Fred Henneke, Attorney & Counselor-At-Law
The issue of the impeachment of President Trump having been determined, the attention now turns to the issue of removal from office. It appears that the House of Representatives will vote on appointing “Managers”, aka Prosecutors, to present the reasons for the impeachment of the President to the Senate, sitting as a jury. The Managers will then formally and literally carry the two Articles of Impeachment from the House of Representatives chamber to the Senate Chamber. It’s not far. The ball is then in the Senate’s court.
Prior to beginning the trial of President Trump, the Senate will vote on the rules of the trial. Senator Mitch McConnell, the Senate Majority leader, wants to use the same rules as were followed for the trial of President Clinton. If his druthers prevail, and he has the votes to approve them, following the taking of the oath by Senators, the Managers will present their case and the President’s attorneys will present their rebuttal. The Senators cannot speak (make speeches) but can submit written questions to the Managers and President’s attorneys to be answered in writing., After both sides have made their case and the questions answered, the Senate will vote on whether or not to call witnesses or subpoena documents; majority rules. When all is said and done, the Senators vote; it takes 2/3rds of those present to remove the President from office, a very high bar. Given the present numbers of Democrats and Republicans in the Senate, 20 Republican senators would have to vote to remove the President if all Democrat Senators also voted to remove. The defection of that many Republicans is highly unlikely.

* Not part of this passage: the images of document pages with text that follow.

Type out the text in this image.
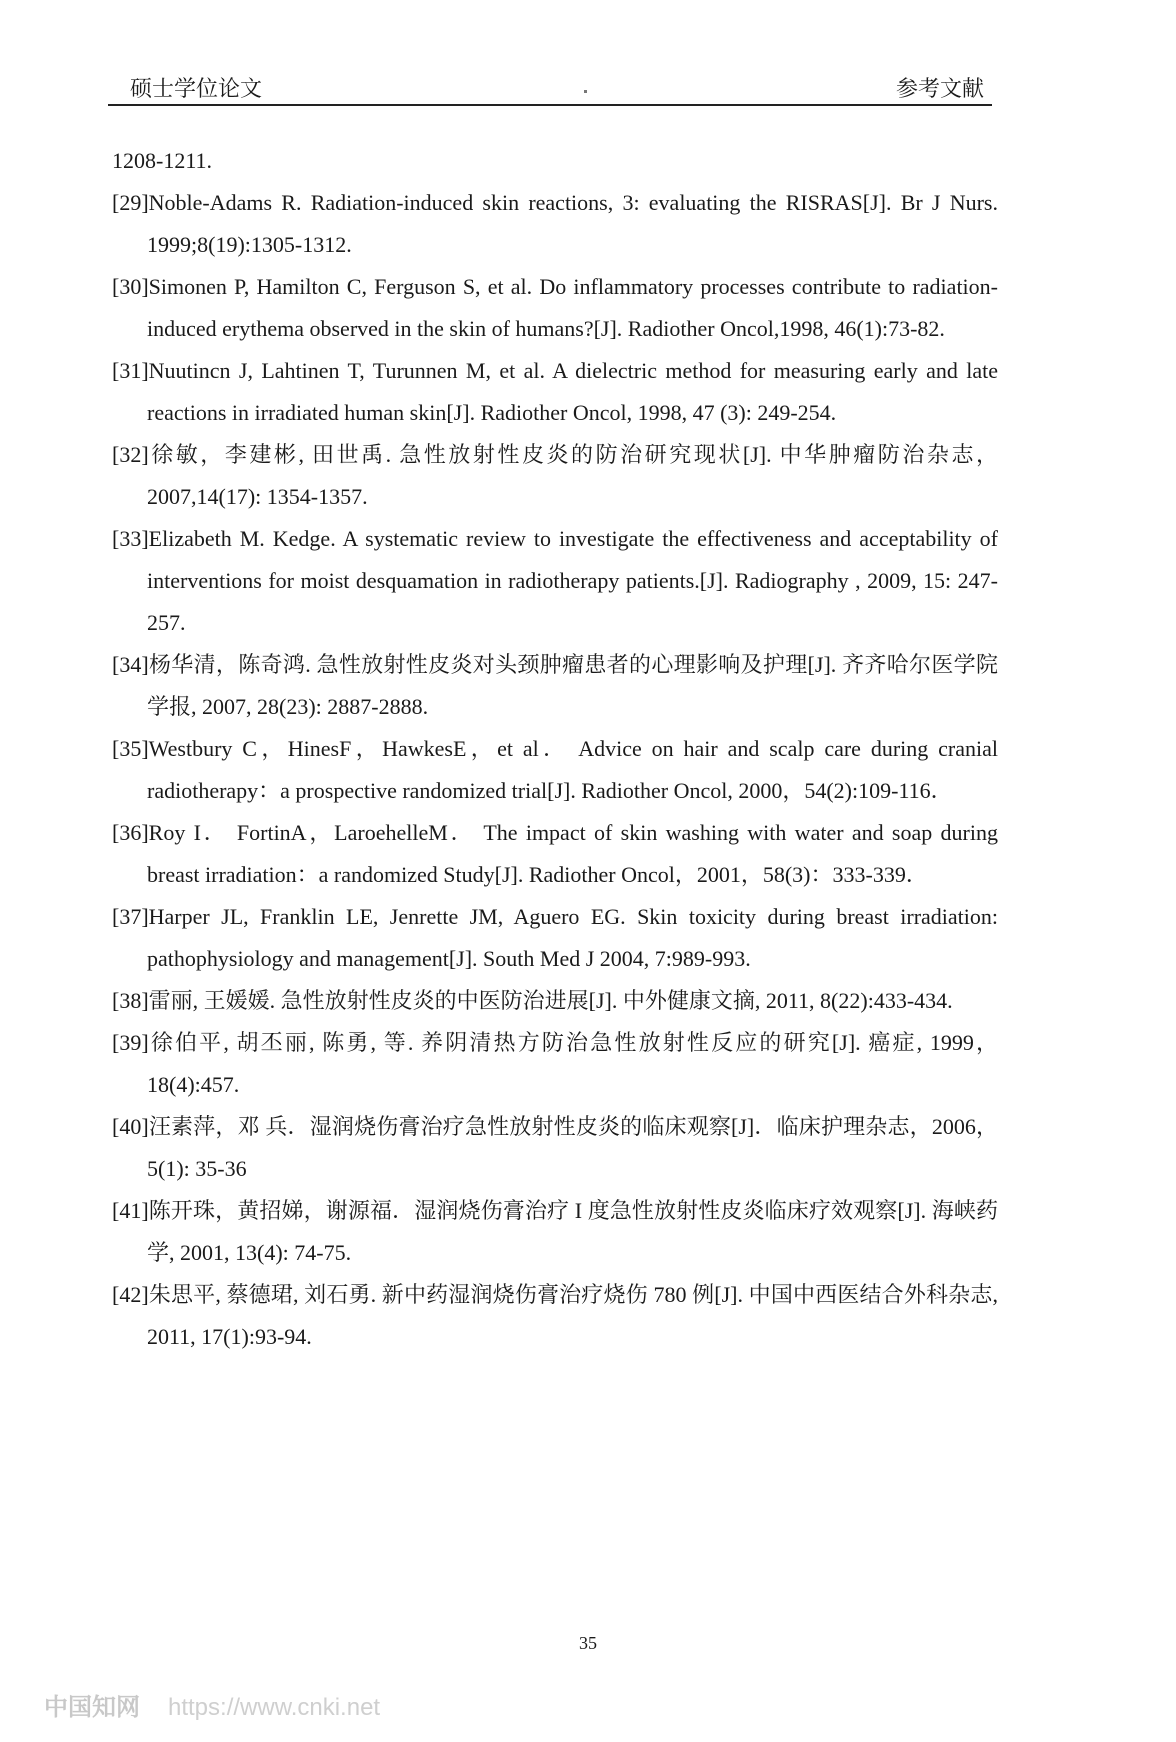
硕士学位论文	参考文献
1208-1211.
[29]Noble-Adams R. Radiation-induced skin reactions, 3: evaluating the RISRAS[J]. Br J Nurs. 1999;8(19):1305-1312.
[30]Simonen P, Hamilton C, Ferguson S, et al. Do inflammatory processes contribute to radiation-induced erythema observed in the skin of humans?[J]. Radiother Oncol,1998, 46(1):73-82.
[31]Nuutincn J, Lahtinen T, Turunnen M, et al. A dielectric method for measuring early and late reactions in irradiated human skin[J]. Radiother Oncol, 1998, 47 (3): 249-254.
[32]徐敏，李建彬, 田世禹. 急性放射性皮炎的防治研究现状[J]. 中华肿瘤防治杂志，2007,14(17): 1354-1357.
[33]Elizabeth M. Kedge. A systematic review to investigate the effectiveness and acceptability of interventions for moist desquamation in radiotherapy patients.[J]. Radiography , 2009, 15: 247-257.
[34]杨华清，陈奇鸿. 急性放射性皮炎对头颈肿瘤患者的心理影响及护理[J]. 齐齐哈尔医学院学报, 2007, 28(23): 2887-2888.
[35]Westbury C，HinesF，HawkesE，et al． Advice on hair and scalp care during cranial radiotherapy：a prospective randomized trial[J]. Radiother Oncol, 2000，54(2):109-116．
[36]Roy I． FortinA，LaroehelleM． The impact of skin washing with water and soap during breast irradiation：a randomized Study[J]. Radiother Oncol，2001，58(3)：333-339．
[37]Harper JL, Franklin LE, Jenrette JM, Aguero EG. Skin toxicity during breast irradiation: pathophysiology and management[J]. South Med J 2004, 7:989-993.
[38]雷丽, 王媛媛. 急性放射性皮炎的中医防治进展[J]. 中外健康文摘, 2011, 8(22):433-434.
[39]徐伯平, 胡丕丽, 陈勇, 等. 养阴清热方防治急性放射性反应的研究[J]. 癌症, 1999，18(4):457.
[40]汪素萍，邓 兵．湿润烧伤膏治疗急性放射性皮炎的临床观察[J]．临床护理杂志，2006，5(1): 35-36
[41]陈开珠，黄招娣，谢源福．湿润烧伤膏治疗 I 度急性放射性皮炎临床疗效观察[J]. 海峡药学, 2001, 13(4): 74-75.
[42]朱思平, 蔡德珺, 刘石勇. 新中药湿润烧伤膏治疗烧伤 780 例[J]. 中国中西医结合外科杂志, 2011, 17(1):93-94.
35
中国知网 https://www.cnki.net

Once the trial starts, the Senate can not take up any other business; the senators are compelled to attend every minute of the trial. That could hamper those four senators still vying for the Democrat nomination for president. No telling how long the trial will last.
Per the Constitution, the Chief Justice of the U.S. Supreme Court, presides over the trial of the President. He, or she, can have little impact upon the outcome. The Chief Justice will rule on objections to testimony or evidence but make no rulings on the subject of the trial.
The oath that the senators take as jurors is not the same one they took upon entering office. This one requires them to be “impartial”. Given the over-the-top partisanship in today’s ;politics, you would be hard pressed to find a senator that has not already made up his or her mind. The system certalnly sounds unworkable today but we should keep in mind that the Constitution makes no mention of political parties, much less mindless hyper partisanship. The Founding Fathers had much higher expectations of elected officials than we enjoy (?) today.
One might ask what Nancy :Pelosi gained by holding the Articles of Impeachment hostage in a futile attempt to put pressure on Senator McConnell to agree to call witnesses that might sway some Republican senators.The answer is Nothing, except to more clearly identify this impeachment as a partisan, electoral issue as opposed to a constitutional one. Sad but true.